Комната родителей окном выходила на север, и с высоты шестнадцатого этажа центр Москвы смотрелся из нее очень достойно. Соболь нашел целых четыре высотки – Котельническую, Министерство иностранных дел, Баррикадную и Университет. Вдалеке поднималась Останкинская башня. Да много чего еще можно было увидеть отсюда. Город казался изящной игрушкой, стоящей перед вами на столе – маленькой, но с величайшей точностью выполненной моделью. Соболя всегда завораживал вид с высоты; точная модель города добавляла этому виду привлекательности.

– …в жизни общества начали проступать застойные явления…

Соболь-младший быстро повернулся к телевизору.

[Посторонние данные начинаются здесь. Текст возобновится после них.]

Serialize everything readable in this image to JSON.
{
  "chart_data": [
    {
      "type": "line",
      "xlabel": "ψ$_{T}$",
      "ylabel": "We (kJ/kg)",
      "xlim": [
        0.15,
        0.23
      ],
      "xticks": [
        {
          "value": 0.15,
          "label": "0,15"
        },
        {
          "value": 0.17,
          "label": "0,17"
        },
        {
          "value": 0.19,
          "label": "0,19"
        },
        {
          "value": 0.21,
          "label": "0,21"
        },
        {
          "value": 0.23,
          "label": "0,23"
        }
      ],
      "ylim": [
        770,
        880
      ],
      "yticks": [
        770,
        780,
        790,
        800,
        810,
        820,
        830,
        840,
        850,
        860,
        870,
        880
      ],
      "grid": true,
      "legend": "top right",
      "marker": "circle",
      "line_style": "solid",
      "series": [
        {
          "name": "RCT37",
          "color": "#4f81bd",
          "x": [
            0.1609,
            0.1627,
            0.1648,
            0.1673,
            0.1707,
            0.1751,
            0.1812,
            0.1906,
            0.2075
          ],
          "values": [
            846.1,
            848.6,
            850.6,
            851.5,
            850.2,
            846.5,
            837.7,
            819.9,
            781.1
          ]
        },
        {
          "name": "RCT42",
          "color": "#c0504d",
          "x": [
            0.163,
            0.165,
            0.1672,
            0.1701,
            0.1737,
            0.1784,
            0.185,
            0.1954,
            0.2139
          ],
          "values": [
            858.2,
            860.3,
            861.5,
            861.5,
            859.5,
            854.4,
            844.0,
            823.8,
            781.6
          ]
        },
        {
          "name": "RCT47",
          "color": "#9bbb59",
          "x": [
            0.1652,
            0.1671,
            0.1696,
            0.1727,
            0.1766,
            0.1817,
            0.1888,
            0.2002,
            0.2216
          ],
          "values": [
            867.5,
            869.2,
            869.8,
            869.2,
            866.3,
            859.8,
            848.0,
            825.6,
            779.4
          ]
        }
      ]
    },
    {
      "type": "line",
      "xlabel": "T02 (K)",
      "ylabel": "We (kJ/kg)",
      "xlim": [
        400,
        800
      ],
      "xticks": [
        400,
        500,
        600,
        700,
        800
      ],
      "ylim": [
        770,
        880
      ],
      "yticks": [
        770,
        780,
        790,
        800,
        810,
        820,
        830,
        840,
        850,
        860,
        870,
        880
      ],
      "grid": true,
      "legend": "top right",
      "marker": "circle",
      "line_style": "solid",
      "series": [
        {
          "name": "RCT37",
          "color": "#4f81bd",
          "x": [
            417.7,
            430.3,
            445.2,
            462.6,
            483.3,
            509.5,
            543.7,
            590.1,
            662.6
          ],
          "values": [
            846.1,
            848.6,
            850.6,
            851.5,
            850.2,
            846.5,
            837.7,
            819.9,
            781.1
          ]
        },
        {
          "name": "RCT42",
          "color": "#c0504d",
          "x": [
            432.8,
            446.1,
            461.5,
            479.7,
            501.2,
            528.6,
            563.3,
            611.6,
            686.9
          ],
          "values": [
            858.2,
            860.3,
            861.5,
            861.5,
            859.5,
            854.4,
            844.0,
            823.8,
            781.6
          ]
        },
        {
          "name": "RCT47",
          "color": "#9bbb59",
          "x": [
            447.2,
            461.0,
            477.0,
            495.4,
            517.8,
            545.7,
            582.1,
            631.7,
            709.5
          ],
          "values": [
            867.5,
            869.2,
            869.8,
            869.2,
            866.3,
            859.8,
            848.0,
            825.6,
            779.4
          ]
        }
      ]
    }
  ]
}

Да нет, он не ошибся. Генеральный секретарь Центрального комитета коммунистической партии, товарищ Михаил Сергеевич Горбачев выступал на недавно открытом двадцать седьмом съезде. И сейчас, судя по всему, читал обычный в таком случае доклад.

Соболь-младший стал внимательно слушать и странное ощущение, словно стены чуть заметно поплыли перед глазами, появилось вдруг у него.

Потому что, сколько он помнил, генеральные секретари никогда не говорили такого. Конечно, в целом речь Горбачева была совершенно традиционной. Но Соболю-младшему повезло на сэнсея в области новейшей истории. Дед рассказал ему много – благо, восемьдесят лет этой истории прошло при его непосредственном участии – и вызвал у внука немалый интерес к предмету. И еще он говорил: если хочешь знать раньше и больше других – будь внимателен к мелочам.

Да, речь была в целом обычная. Но множество никогда не слыханных Соболем мелочей не могли не привлечь внимания сведущего человека.

Он дослушал речь до конца, выключил телевизор, и вышел.

В своей комнате он открыл шкаф и раскопал среди одежки ключ от ящиков письменного стола.

Отпер один из ящиков и вытащил из кучи бумаг конверт с надписью «Дача фото 1985». В конверте действительно пребывали дачные фотографии минувшего лета. Но среди них прятался еще один конверт, без всяких надписей.

Соболь достал этот конверт, положил на стол перед собой и некоторое время смотрел на него.

Потом осторожно вскрыл перочинным ножом и вынул плотно исписанные дедовским почерком листы.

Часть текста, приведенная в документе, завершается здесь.